As per a legend, Vayu Bhaghvan and Adiseshan had a dispute to find out who is superior, to prove the superiority adiseshan encircled the Kailasam, Vayu tried to remove this encircle by creating santamarutham (Twister).

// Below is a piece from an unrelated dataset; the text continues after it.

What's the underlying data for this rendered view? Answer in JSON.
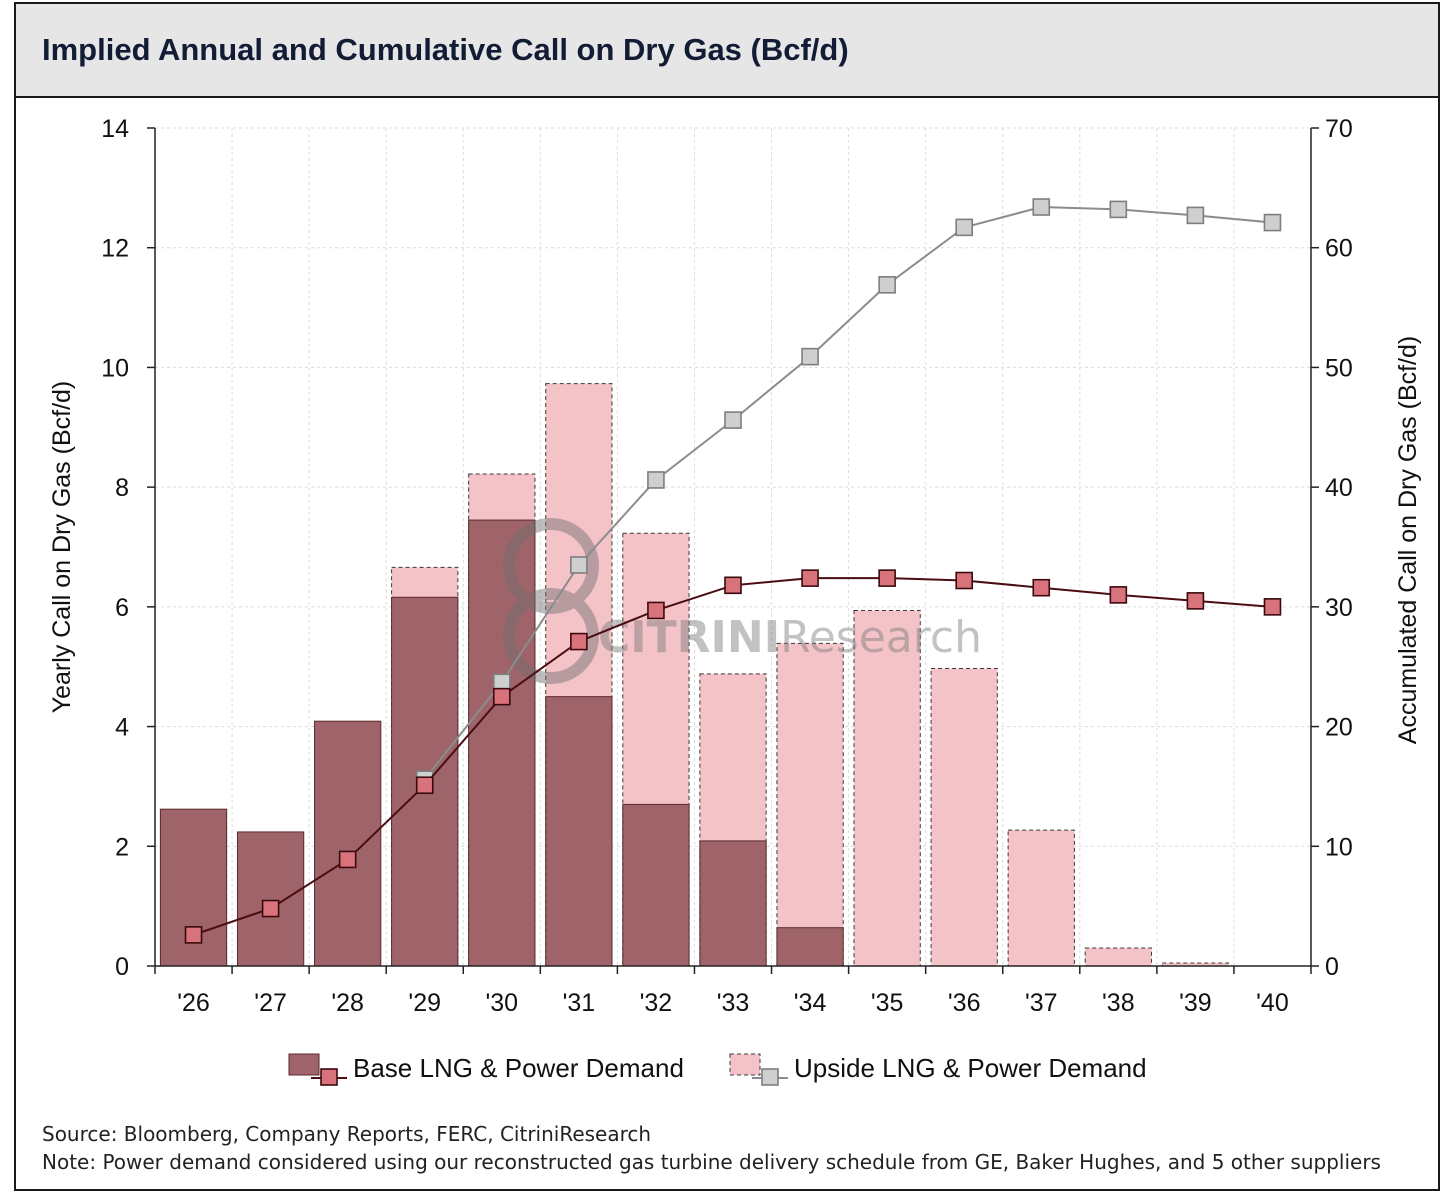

Because of the santamarutham, 8 kodumudigal (parts) fell from kailasam into 8 different places which are Thirugonamalai, Sri Lanka, Thirukalahasti, Thiruchiramalai, Thiruengoimalai or Thiruenkoimalai, Rajathagiri, Neerthagiri, Ratnagiri, and Suwethagiri or Thirupangeeli.

== Significance ==
It is one of the shrines of the 275 Paadal Petra Sthalams - Shiva Sthalams glorified in the early medieval Tevaram poems by Tamil Saivite Nayanar Tirugnanasambandar.

== Literary Mention ==
Tirugnanasambandar describes the feature of the deity as:

வினையாயின தீர்த்(து)அருளே புரியும் விகிர்தன் விரிகொன்றை

நனையார் முடிமேல் மதியஞ் சூடுநம்பா நலமல்கு

தனையார் கமல மலர் மேல் உறைவான் தலையோ(டு)அனல் ஏந்தும்

எனை ஆளுடையான் உமையாளோடும் ஈங்கோய் மலையாரே.